参考:公図と現況のズレに関する国土交通省の解説(地籍問題研究会)
国土交通省|公図と現況のずれQ&A
建築業で土地の調査をする際、公図と一緒に確認したいのが「地積測量図(ちせきそくりょうず)」です。この2つは似ているようで、目的も内容も大きく異なります。
公図と地積測量図の主な違い
| 項目 | 公図 | 地積測量図 |
|---|---|---|
| 目的 | 土地の位置関係・形状の把握 | 特定の土地の面積・境界の確認 |
| 精度 | 低〜中(旧公図は特に低い) | 高精度(土地家屋調査士が測量) |
| 面積・距離の記載 | なし | あり |
| 存在する土地 | ほぼ全筆 | 分筆登記・地積更正登記がある土地のみ |
| 手数料 | 361〜600円 | 361〜600円(同じ) |
公図は広域の土地配置を把握するための「概略図」として使い、地積測量図は特定の土地の正確な面積・境界距離を把握するための「詳細図」として使う、というのが基本の使い分けです。
ただし地積測量図は、分筆登記や地積更正登記が行われた土地にしか存在しません。登記記録があっても地積測量図がない土地はたくさんあります。地積測量図がない場合は、公図と現況測量を組み合わせて判断することになります。

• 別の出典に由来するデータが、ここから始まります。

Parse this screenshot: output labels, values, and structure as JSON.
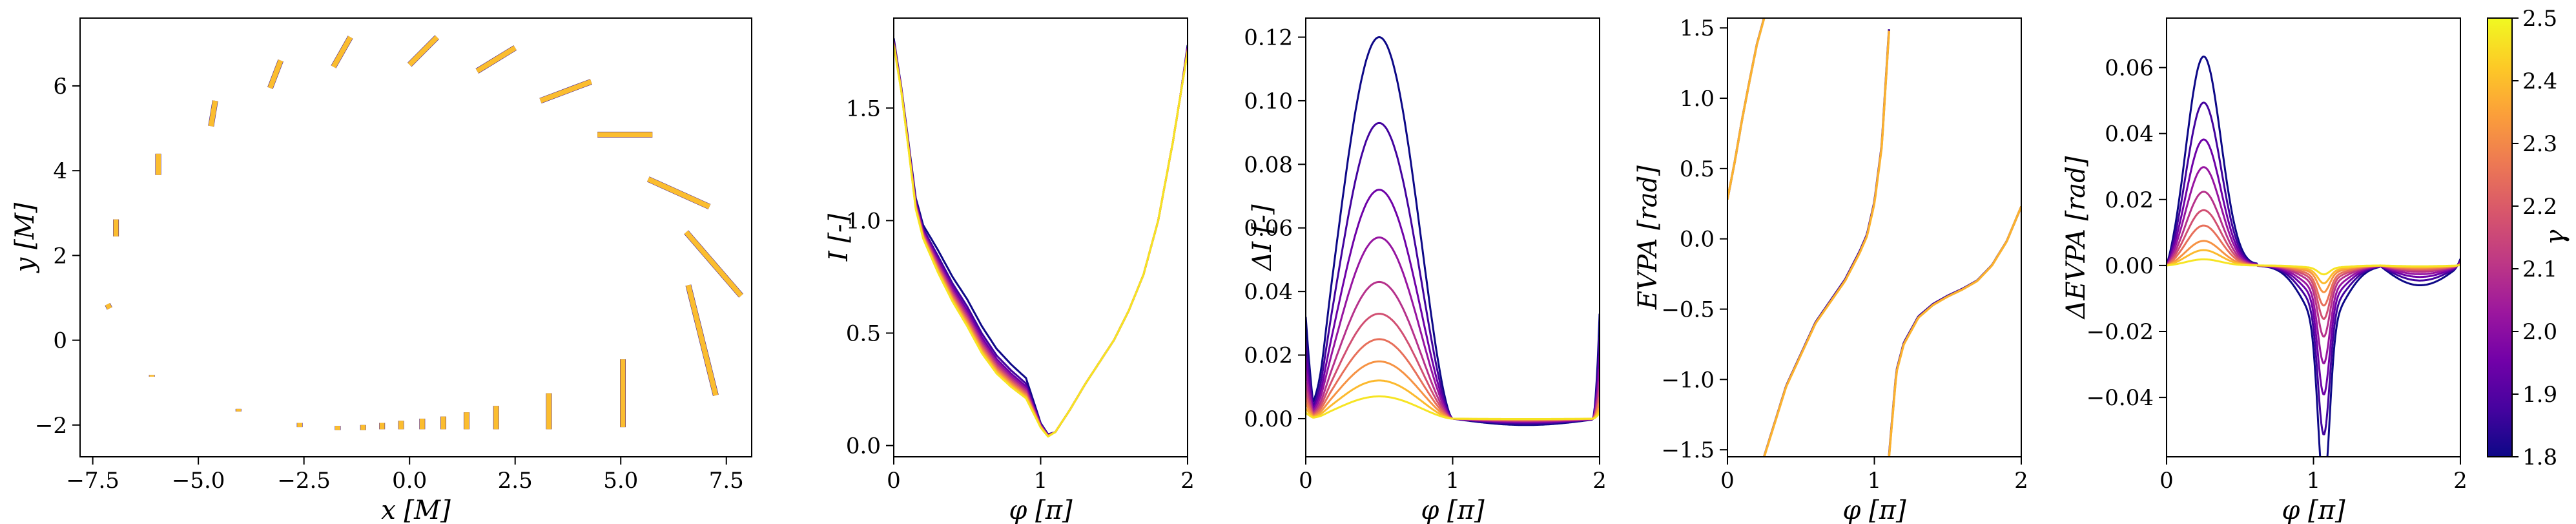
{
  "colormap": {
    "name": "plasma",
    "stops": [
      "#0d0887",
      "#46039f",
      "#7201a8",
      "#9c179e",
      "#bd3786",
      "#d8576b",
      "#ed7953",
      "#fb9f3a",
      "#fdca26",
      "#f0f921"
    ]
  },
  "chart_data": [
    {
      "type": "scatter",
      "xlabel": "x [M]",
      "ylabel": "y [M]",
      "xlim": [
        -7.8,
        8.1
      ],
      "ylim": [
        -2.75,
        7.6
      ],
      "xticks": [
        -7.5,
        -5.0,
        -2.5,
        0.0,
        2.5,
        5.0,
        7.5
      ],
      "xtick_labels": [
        "−7.5",
        "−5.0",
        "−2.5",
        "0.0",
        "2.5",
        "5.0",
        "7.5"
      ],
      "yticks": [
        -2,
        0,
        2,
        4,
        6
      ],
      "ytick_labels": [
        "−2",
        "0",
        "2",
        "4",
        "6"
      ],
      "grid": false,
      "segments": [
        {
          "x1": -7.15,
          "y1": 0.85,
          "x2": -7.1,
          "y2": 0.75
        },
        {
          "x1": -6.95,
          "y1": 2.85,
          "x2": -6.95,
          "y2": 2.45
        },
        {
          "x1": -5.95,
          "y1": 4.4,
          "x2": -5.95,
          "y2": 3.9
        },
        {
          "x1": -4.6,
          "y1": 5.65,
          "x2": -4.7,
          "y2": 5.05
        },
        {
          "x1": -3.05,
          "y1": 6.6,
          "x2": -3.3,
          "y2": 5.95
        },
        {
          "x1": -1.4,
          "y1": 7.15,
          "x2": -1.8,
          "y2": 6.45
        },
        {
          "x1": 0.65,
          "y1": 7.15,
          "x2": 0.0,
          "y2": 6.5
        },
        {
          "x1": 2.5,
          "y1": 6.9,
          "x2": 1.6,
          "y2": 6.35
        },
        {
          "x1": 4.3,
          "y1": 6.1,
          "x2": 3.1,
          "y2": 5.65
        },
        {
          "x1": 5.75,
          "y1": 4.85,
          "x2": 4.45,
          "y2": 4.85
        },
        {
          "x1": 7.1,
          "y1": 3.15,
          "x2": 5.65,
          "y2": 3.8
        },
        {
          "x1": 7.85,
          "y1": 1.05,
          "x2": 6.55,
          "y2": 2.55
        },
        {
          "x1": 7.25,
          "y1": -1.3,
          "x2": 6.6,
          "y2": 1.3
        },
        {
          "x1": 5.05,
          "y1": -0.45,
          "x2": 5.05,
          "y2": -2.05
        },
        {
          "x1": 3.3,
          "y1": -1.25,
          "x2": 3.3,
          "y2": -2.1
        },
        {
          "x1": 2.05,
          "y1": -1.55,
          "x2": 2.05,
          "y2": -2.1
        },
        {
          "x1": 1.35,
          "y1": -1.7,
          "x2": 1.35,
          "y2": -2.1
        },
        {
          "x1": 0.8,
          "y1": -1.8,
          "x2": 0.8,
          "y2": -2.1
        },
        {
          "x1": 0.3,
          "y1": -1.85,
          "x2": 0.3,
          "y2": -2.1
        },
        {
          "x1": -0.2,
          "y1": -1.9,
          "x2": -0.2,
          "y2": -2.1
        },
        {
          "x1": -0.65,
          "y1": -1.95,
          "x2": -0.65,
          "y2": -2.1
        },
        {
          "x1": -1.1,
          "y1": -2.0,
          "x2": -1.1,
          "y2": -2.12
        },
        {
          "x1": -1.7,
          "y1": -2.02,
          "x2": -1.7,
          "y2": -2.12
        },
        {
          "x1": -2.6,
          "y1": -1.95,
          "x2": -2.6,
          "y2": -2.05
        },
        {
          "x1": -4.05,
          "y1": -1.62,
          "x2": -4.05,
          "y2": -1.68
        },
        {
          "x1": -6.1,
          "y1": -0.82,
          "x2": -6.1,
          "y2": -0.86
        }
      ]
    },
    {
      "type": "line",
      "xlabel": "φ [π]",
      "ylabel": "I [-]",
      "xlim": [
        0,
        2
      ],
      "ylim": [
        -0.05,
        1.9
      ],
      "xticks": [
        0,
        1,
        2
      ],
      "xtick_labels": [
        "0",
        "1",
        "2"
      ],
      "yticks": [
        0.0,
        0.5,
        1.0,
        1.5
      ],
      "ytick_labels": [
        "0.0",
        "0.5",
        "1.0",
        "1.5"
      ],
      "grid": false,
      "x": [
        0,
        0.05,
        0.1,
        0.15,
        0.2,
        0.3,
        0.4,
        0.5,
        0.6,
        0.7,
        0.8,
        0.9,
        1.0,
        1.05,
        1.1,
        1.2,
        1.3,
        1.4,
        1.5,
        1.6,
        1.7,
        1.8,
        1.9,
        1.95,
        2.0
      ],
      "series_low_gamma": [
        1.81,
        1.6,
        1.35,
        1.1,
        0.98,
        0.87,
        0.75,
        0.65,
        0.53,
        0.43,
        0.36,
        0.3,
        0.1,
        0.05,
        0.06,
        0.16,
        0.27,
        0.37,
        0.47,
        0.6,
        0.76,
        1.0,
        1.35,
        1.55,
        1.78
      ],
      "series_high_gamma": [
        1.78,
        1.58,
        1.32,
        1.05,
        0.92,
        0.77,
        0.64,
        0.53,
        0.41,
        0.32,
        0.26,
        0.21,
        0.08,
        0.04,
        0.06,
        0.16,
        0.27,
        0.37,
        0.47,
        0.6,
        0.76,
        1.0,
        1.35,
        1.55,
        1.75
      ],
      "n_curves": 10,
      "gamma_range": [
        1.8,
        2.5
      ]
    },
    {
      "type": "line",
      "xlabel": "φ [π]",
      "ylabel": "ΔI [-]",
      "xlim": [
        0,
        2
      ],
      "ylim": [
        -0.012,
        0.126
      ],
      "xticks": [
        0,
        1,
        2
      ],
      "xtick_labels": [
        "0",
        "1",
        "2"
      ],
      "yticks": [
        0.0,
        0.02,
        0.04,
        0.06,
        0.08,
        0.1,
        0.12
      ],
      "ytick_labels": [
        "0.00",
        "0.02",
        "0.04",
        "0.06",
        "0.08",
        "0.10",
        "0.12"
      ],
      "grid": false,
      "peaks": [
        0.12,
        0.093,
        0.072,
        0.057,
        0.043,
        0.033,
        0.025,
        0.018,
        0.012,
        0.007
      ]
    },
    {
      "type": "line",
      "xlabel": "φ [π]",
      "ylabel": "EVPA [rad]",
      "xlim": [
        0,
        2
      ],
      "ylim": [
        -1.55,
        1.57
      ],
      "xticks": [
        0,
        1,
        2
      ],
      "xtick_labels": [
        "0",
        "1",
        "2"
      ],
      "yticks": [
        -1.5,
        -1.0,
        -0.5,
        0.0,
        0.5,
        1.0,
        1.5
      ],
      "ytick_labels": [
        "−1.5",
        "−1.0",
        "−0.5",
        "0.0",
        "0.5",
        "1.0",
        "1.5"
      ],
      "grid": false,
      "branches": [
        {
          "x": [
            0,
            0.05,
            0.1,
            0.15,
            0.2,
            0.25
          ],
          "y": [
            0.28,
            0.55,
            0.85,
            1.12,
            1.38,
            1.57
          ]
        },
        {
          "x": [
            0.25,
            0.4,
            0.6,
            0.8,
            0.9,
            0.95,
            1.0,
            1.05,
            1.1
          ],
          "y": [
            -1.55,
            -1.05,
            -0.6,
            -0.3,
            -0.1,
            0.02,
            0.25,
            0.65,
            1.48
          ]
        },
        {
          "x": [
            1.1,
            1.15,
            1.2,
            1.3,
            1.4,
            1.5,
            1.6,
            1.7,
            1.8,
            1.9,
            2.0
          ],
          "y": [
            -1.55,
            -0.95,
            -0.75,
            -0.56,
            -0.47,
            -0.41,
            -0.36,
            -0.3,
            -0.19,
            -0.02,
            0.23
          ]
        }
      ]
    },
    {
      "type": "line",
      "xlabel": "φ [π]",
      "ylabel": "ΔEVPA [rad]",
      "xlim": [
        0,
        2
      ],
      "ylim": [
        -0.058,
        0.075
      ],
      "xticks": [
        0,
        1,
        2
      ],
      "xtick_labels": [
        "0",
        "1",
        "2"
      ],
      "yticks": [
        -0.04,
        -0.02,
        0.0,
        0.02,
        0.04,
        0.06
      ],
      "ytick_labels": [
        "−0.04",
        "−0.02",
        "0.00",
        "0.02",
        "0.04",
        "0.06"
      ],
      "grid": false,
      "peaks": [
        0.068,
        0.053,
        0.041,
        0.032,
        0.024,
        0.018,
        0.013,
        0.008,
        0.005,
        0.002
      ],
      "troughs": [
        -0.05,
        -0.038,
        -0.029,
        -0.022,
        -0.016,
        -0.012,
        -0.009,
        -0.006,
        -0.004,
        -0.002
      ]
    },
    {
      "type": "colorbar",
      "label": "γ",
      "range": [
        1.8,
        2.5
      ],
      "ticks": [
        1.8,
        1.9,
        2.0,
        2.1,
        2.2,
        2.3,
        2.4,
        2.5
      ],
      "tick_labels": [
        "1.8",
        "1.9",
        "2.0",
        "2.1",
        "2.2",
        "2.3",
        "2.4",
        "2.5"
      ]
    }
  ]
}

また、地積測量図が古い(1960年代以前に作成されたもの)場合は精度が低く、現代の測量技術と比べると誤差が大きい可能性があります。地積測量図も年代を確認するのが条件です。
境界確認や建築確認申請では、公図だけに頼るのではなく、地積測量図・現況測量図・現地確認を組み合わせることが重要です。正確な敷地面積の把握は、建蔽率・容積率の計算にも直結するため、建築業者にとって精度の高い情報収集が求められます。
敷地面積の精査が必要な場面では、土地家屋調査士に現況測量や境界確定を依頼することで、正確な数値を得ることができます。建築確認申請の前に土地家屋調査士へ相談するという選択肢を、ぜひ選択肢として持っておきましょう。